Issue (i): Whether assessment orders made under rule 16(2) could survive after that rule was struck down as ultra vires.
Analysis: The assessments for the relevant years were founded on rule 16(2) of the rules framed under the Madras General Sales Tax Act, 1939. Once that rule was declared ultra vires, the foundation of the assessments disappeared. An order made under a rule later held invalid cannot be enforced as a valid demand, and the prior finality of the assessment did not save it from the consequence of being rendered void.
Conclusion: The assessments made on the basis of rule 16(2) were void and unenforceable, and the answer is in favour of the assessee.
Issue (ii): Whether a dissolved partnership firm could be assessed after dissolution in the absence of an express statutory provision.

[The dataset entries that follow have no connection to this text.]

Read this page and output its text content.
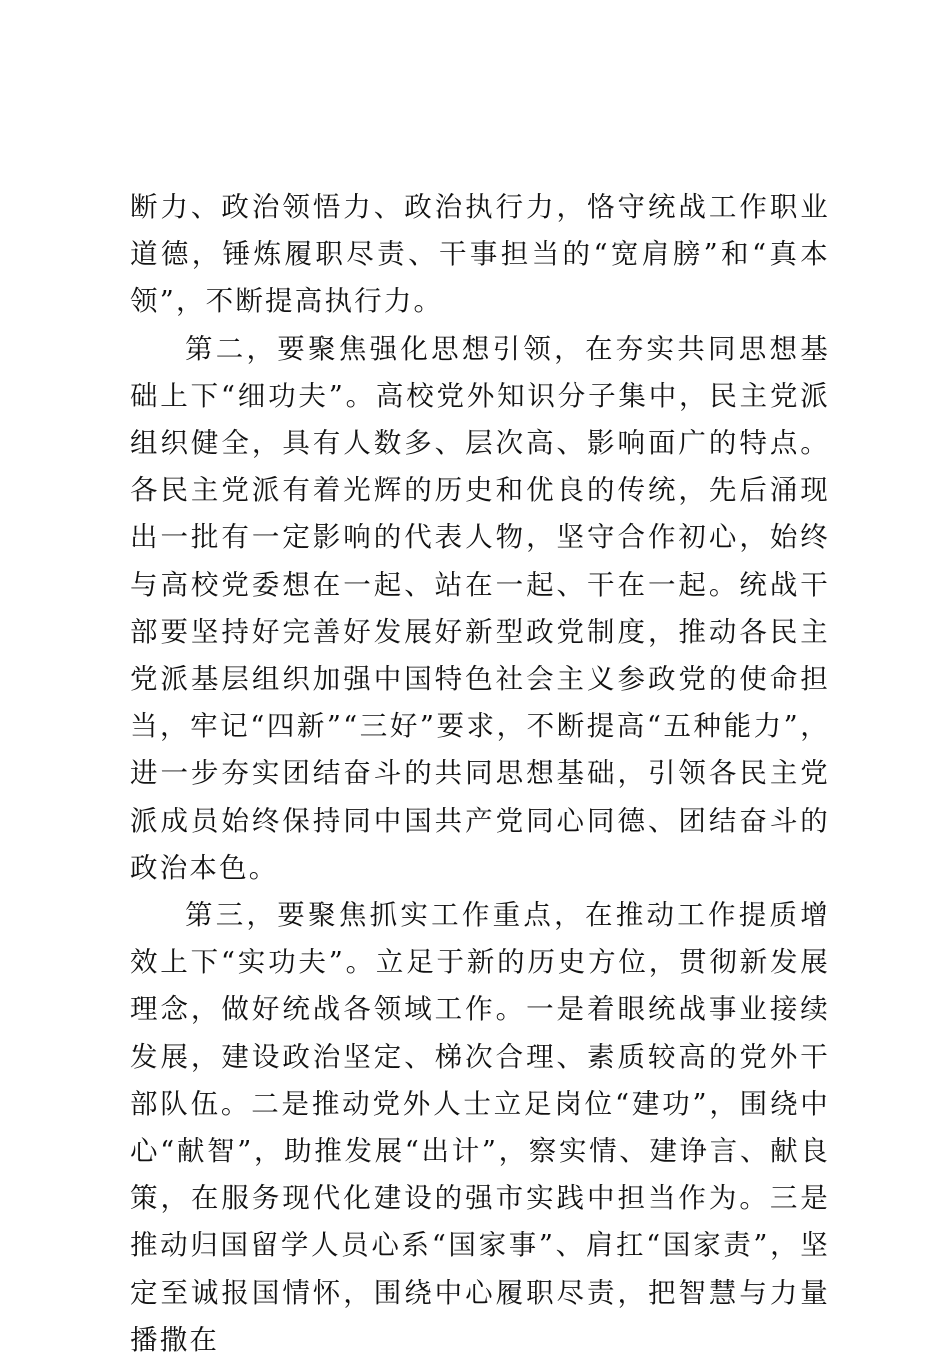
断力、政治领悟力、政治执行力，恪守统战工作职业道德，锤炼履职尽责、干事担当的“宽肩膀”和“真本领”，不断提高执行力。

第二，要聚焦强化思想引领，在夯实共同思想基础上下“细功夫”。高校党外知识分子集中，民主党派组织健全，具有人数多、层次高、影响面广的特点。各民主党派有着光辉的历史和优良的传统，先后涌现出一批有一定影响的代表人物，坚守合作初心，始终与高校党委想在一起、站在一起、干在一起。统战干部要坚持好完善好发展好新型政党制度，推动各民主党派基层组织加强中国特色社会主义参政党的使命担当，牢记“四新”“三好”要求，不断提高“五种能力”，进一步夯实团结奋斗的共同思想基础，引领各民主党派成员始终保持同中国共产党同心同德、团结奋斗的政治本色。

第三，要聚焦抓实工作重点，在推动工作提质增效上下“实功夫”。立足于新的历史方位，贯彻新发展理念，做好统战各领域工作。一是着眼统战事业接续发展，建设政治坚定、梯次合理、素质较高的党外干部队伍。二是推动党外人士立足岗位“建功”，围绕中心“献智”，助推发展“出计”，察实情、建诤言、献良策，在服务现代化建设的强市实践中担当作为。三是推动归国留学人员心系“国家事”、肩扛“国家责”，坚定至诚报国情怀，围绕中心履职尽责，把智慧与力量播撒在
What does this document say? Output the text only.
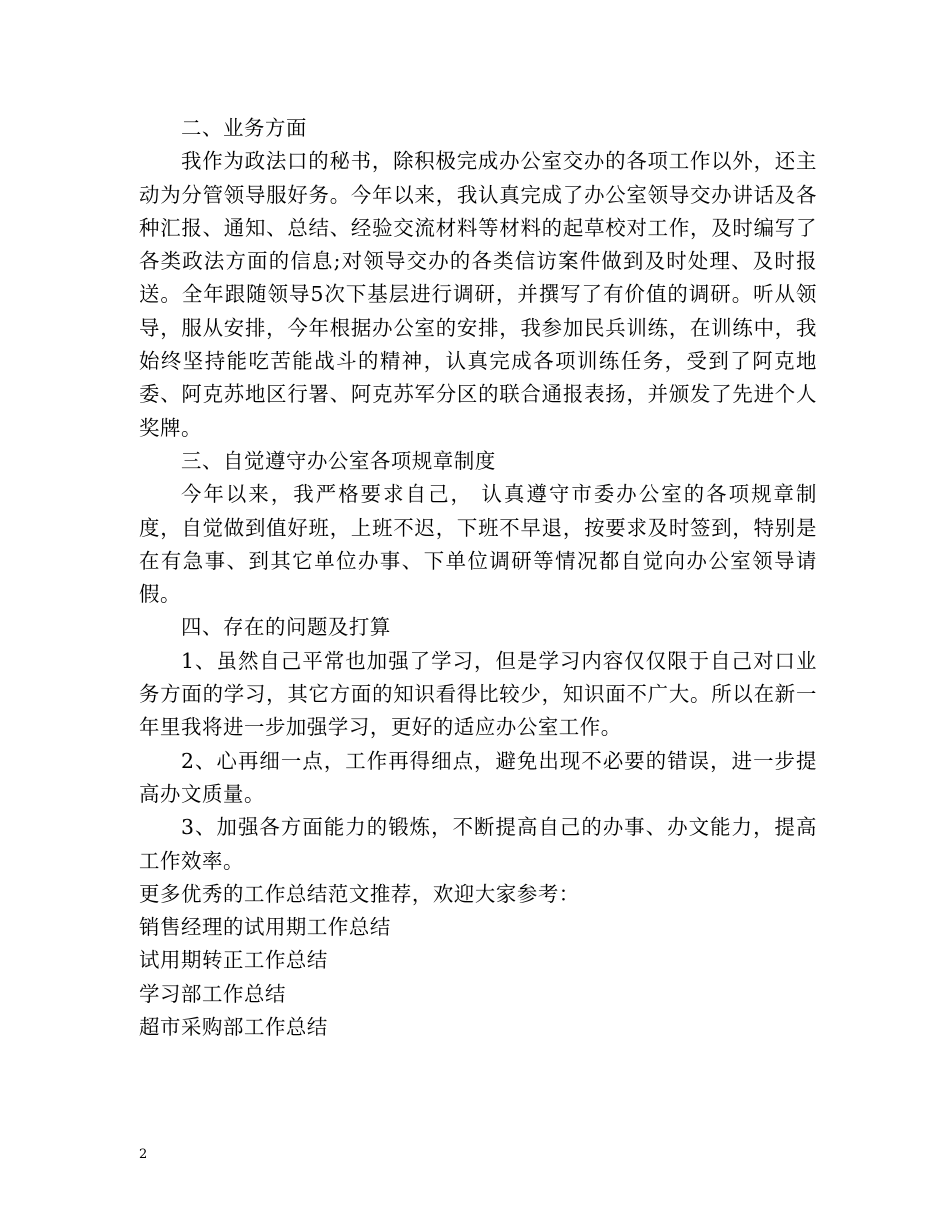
二、业务方面

我作为政法口的秘书，除积极完成办公室交办的各项工作以外，还主动为分管领导服好务。今年以来，我认真完成了办公室领导交办讲话及各种汇报、通知、总结、经验交流材料等材料的起草校对工作，及时编写了各类政法方面的信息;对领导交办的各类信访案件做到及时处理、及时报送。全年跟随领导5次下基层进行调研，并撰写了有价值的调研。听从领导，服从安排，今年根据办公室的安排，我参加民兵训练，在训练中，我始终坚持能吃苦能战斗的精神，认真完成各项训练任务，受到了阿克地委、阿克苏地区行署、阿克苏军分区的联合通报表扬，并颁发了先进个人奖牌。

三、自觉遵守办公室各项规章制度

今年以来，我严格要求自己， 认真遵守市委办公室的各项规章制度，自觉做到值好班，上班不迟，下班不早退，按要求及时签到，特别是在有急事、到其它单位办事、下单位调研等情况都自觉向办公室领导请假。

四、存在的问题及打算

1、虽然自己平常也加强了学习，但是学习内容仅仅限于自己对口业务方面的学习，其它方面的知识看得比较少，知识面不广大。所以在新一年里我将进一步加强学习，更好的适应办公室工作。

2、心再细一点，工作再得细点，避免出现不必要的错误，进一步提高办文质量。

3、加强各方面能力的锻炼，不断提高自己的办事、办文能力，提高工作效率。

更多优秀的工作总结范文推荐，欢迎大家参考：

销售经理的试用期工作总结
试用期转正工作总结
学习部工作总结
超市采购部工作总结
2
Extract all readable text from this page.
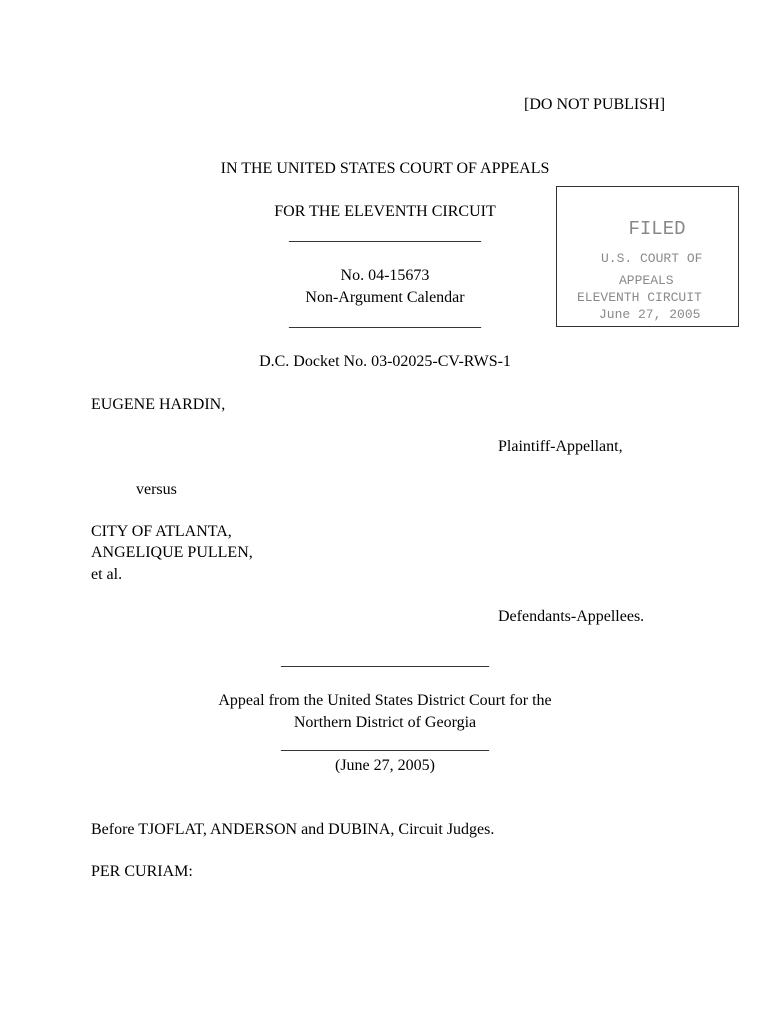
[DO NOT PUBLISH]
IN THE UNITED STATES COURT OF APPEALS
FOR THE ELEVENTH CIRCUIT
________________________
No. 04-15673
Non-Argument Calendar
________________________
FILED
U.S. COURT OF
APPEALS
ELEVENTH CIRCUIT
June 27, 2005
D.C. Docket No. 03-02025-CV-RWS-1
EUGENE HARDIN,
Plaintiff-Appellant,
versus
CITY OF ATLANTA,
ANGELIQUE PULLEN,
et al.
Defendants-Appellees.
__________________________
Appeal from the United States District Court for the
Northern District of Georgia
__________________________
(June 27, 2005)
Before TJOFLAT, ANDERSON and DUBINA, Circuit Judges.
PER CURIAM:
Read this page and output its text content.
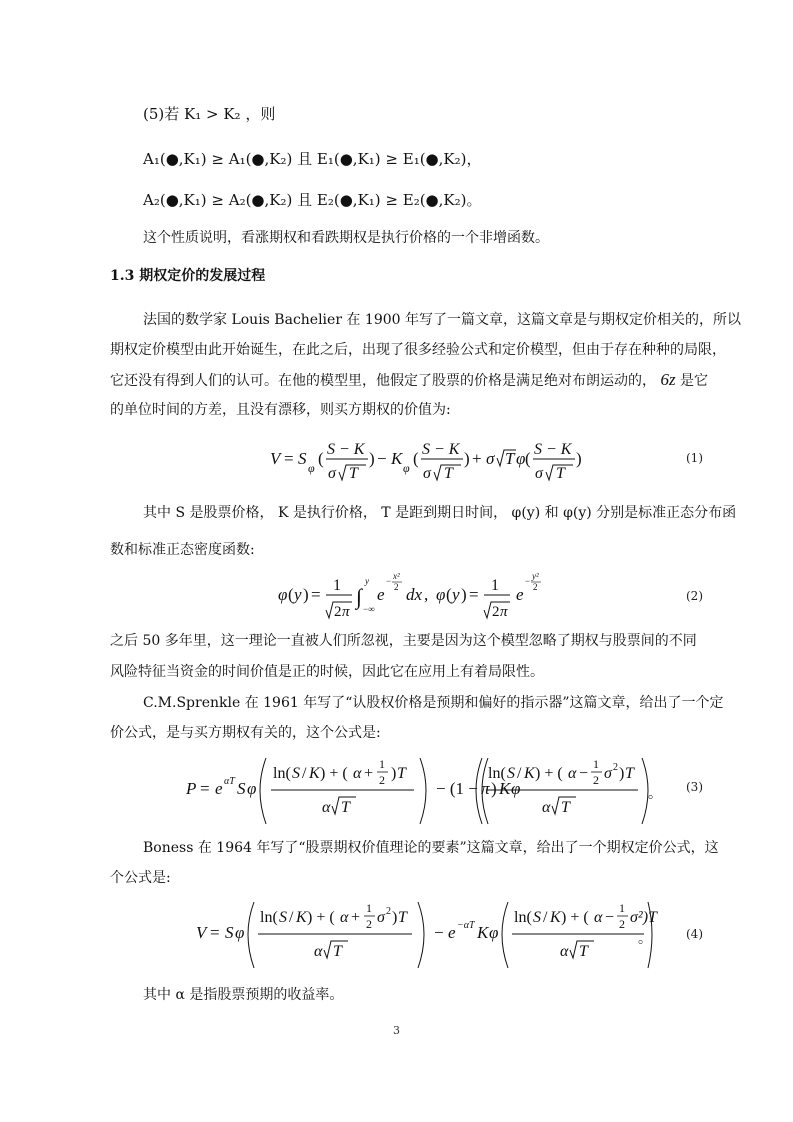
(5)若 K₁ > K₂ ，则
A₁(●,K₁) ≥ A₁(●,K₂) 且 E₁(●,K₁) ≥ E₁(●,K₂)，
A₂(●,K₁) ≥ A₂(●,K₂) 且 E₂(●,K₁) ≥ E₂(●,K₂)。
这个性质说明，看涨期权和看跌期权是执行价格的一个非增函数。
1.3 期权定价的发展过程
法国的数学家 Louis Bachelier 在 1900 年写了一篇文章，这篇文章是与期权定价相关的，所以
期权定价模型由此开始诞生，在此之后，出现了很多经验公式和定价模型，但由于存在种种的局限，
它还没有得到人们的认可。在他的模型里，他假定了股票的价格是满足绝对布朗运动的， 6z 是它
的单位时间的方差，且没有漂移，则买方期权的价值为:
V = S φ ( S − K
σ T
) − K φ ( S − K
σ T
) + σ T φ ( S − K
σ T
)	(1)
其中 S 是股票价格， K 是执行价格， T 是距到期日时间， φ(y) 和 φ(y) 分别是标准正态分布函
数和标准正态密度函数:
φ ( y ) = 1
2 π
∫
y
−∞
e
− x²
2 dx , φ ( y ) = 1
2 π
e
− y²
2
(2)
之后 50 多年里，这一理论一直被人们所忽视，主要是因为这个模型忽略了期权与股票间的不同
风险特征当资金的时间价值是正的时候，因此它在应用上有着局限性。
C.M.Sprenkle 在 1961 年写了“认股权价格是预期和偏好的指示器”这篇文章，给出了一个定
价公式，是与买方期权有关的，这个公式是:
P = e αT S φ
ln( S / K ) + ( α +
1
2 ) T
α T
− (1 − π ) K φ
ln( S / K ) + ( α −
1
2 σ 2 ) T
α T
。 (3)
Boness 在 1964 年写了“股票期权价值理论的要素”这篇文章，给出了一个期权定价公式，这
个公式是:
V = S φ
ln( S / K ) + ( α +
1
2 σ 2 ) T
α T
− e −αT K φ
ln( S / K ) + ( α −
1
2 σ²)T
α T
。	(4)
其中 α 是指股票预期的收益率。
3
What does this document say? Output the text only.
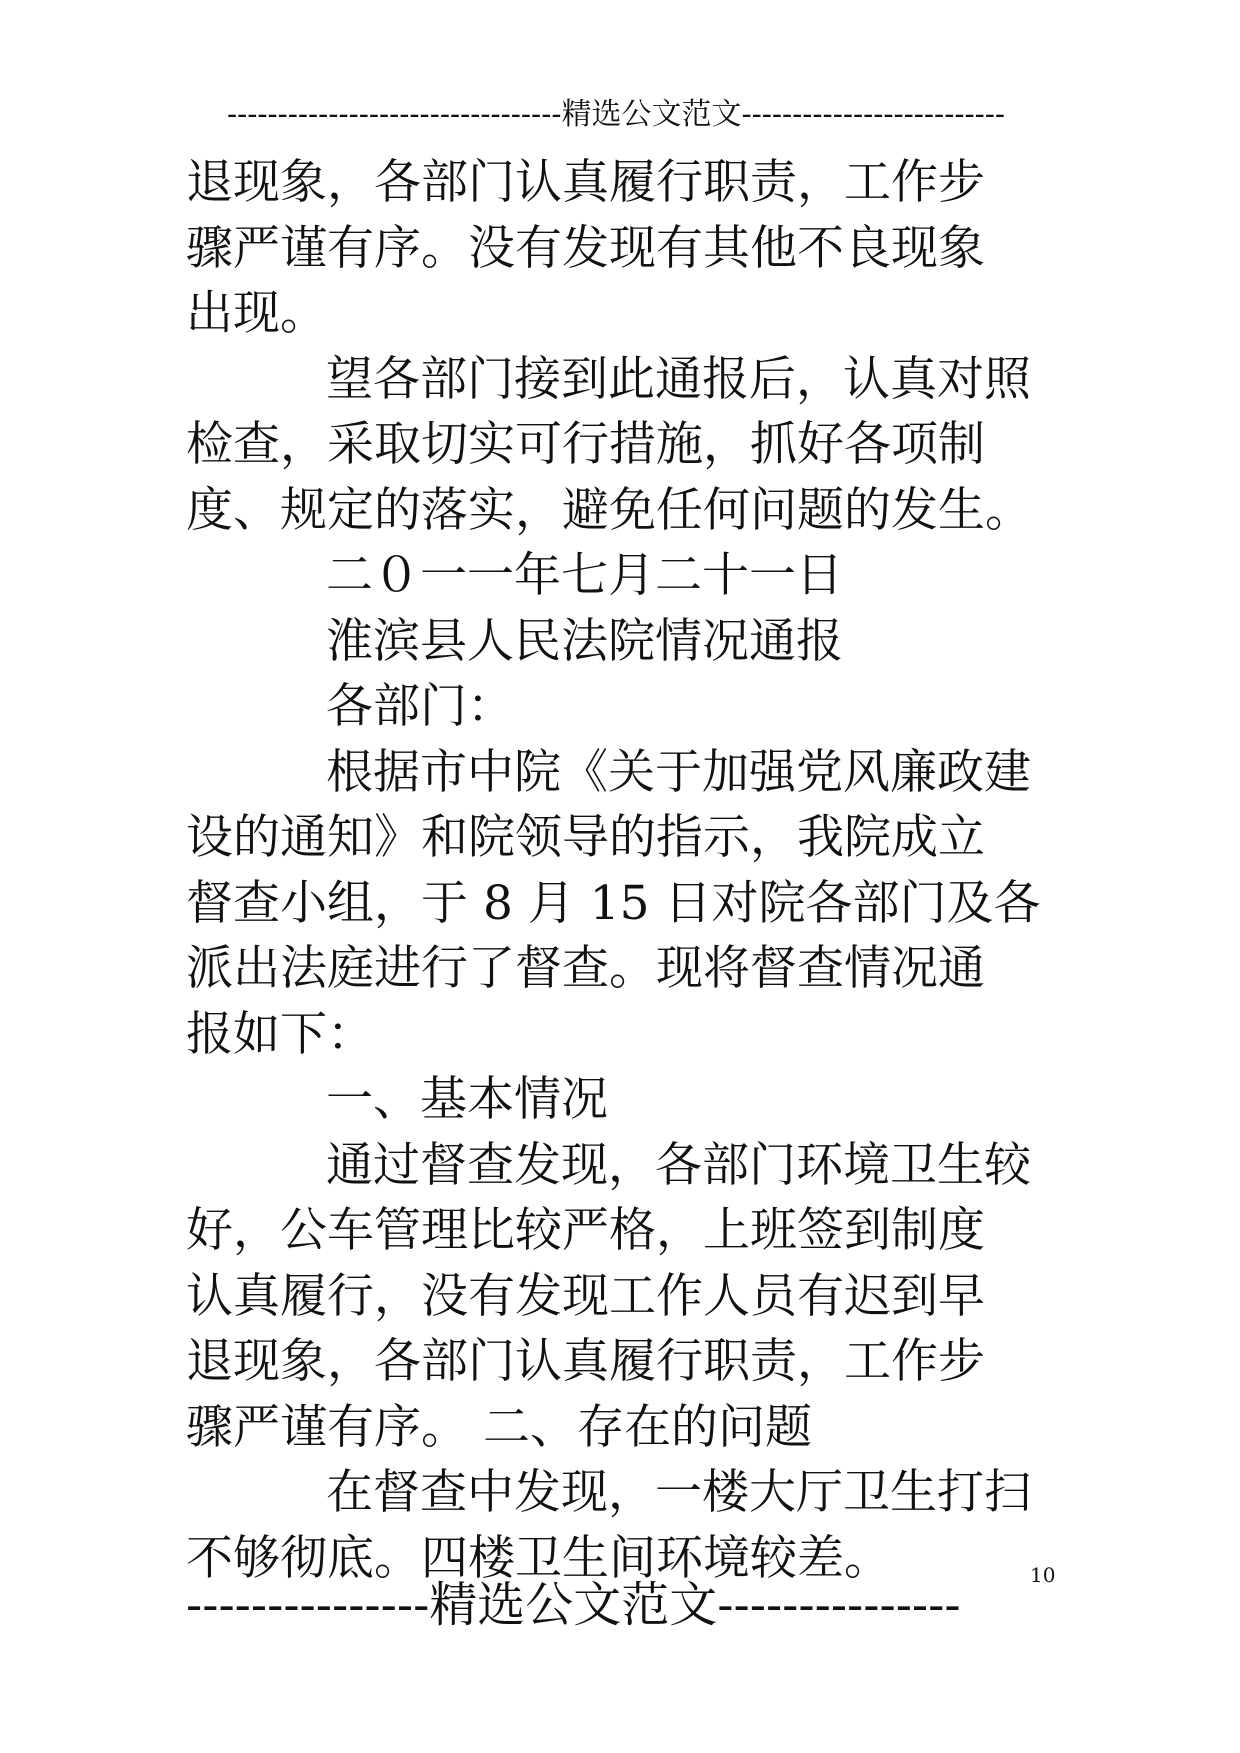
---------------------------------精选公文范文--------------------------
退现象，各部门认真履行职责，工作步
骤严谨有序。没有发现有其他不良现象
出现。
望各部门接到此通报后，认真对照
检查，采取切实可行措施，抓好各项制
度、规定的落实，避免任何问题的发生。
二０一一年七月二十一日
淮滨县人民法院情况通报
各部门：
根据市中院《关于加强党风廉政建
设的通知》和院领导的指示，我院成立
督查小组，于 8 月 15 日对院各部门及各
派出法庭进行了督查。现将督查情况通
报如下：
一、基本情况
通过督查发现，各部门环境卫生较
好，公车管理比较严格，上班签到制度
认真履行，没有发现工作人员有迟到早
退现象，各部门认真履行职责，工作步
骤严谨有序。 二、存在的问题
在督查中发现，一楼大厅卫生打扫
不够彻底。四楼卫生间环境较差。
---------------精选公文范文---------------
10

Analysis: The firm had already become defunct before the assessment orders were passed. In the absence of a statutory provision authorising assessment of a dissolved firm, the taxing authority had no power to bring the dissolved firm within the tax net. The saving provision in section 61(1)(ii)(e) did not confer a fresh power of assessment against a firm that had ceased to exist.
Conclusion: The assessment against the dissolved firm was without authority of law, and the answer is in favour of the assessee.
Final Conclusion: The writ petition succeeded because both the impugned assessments lacked legal foundation, one by reason of the invalidity of the rule on which they rested and the other because the firm had already dissolved.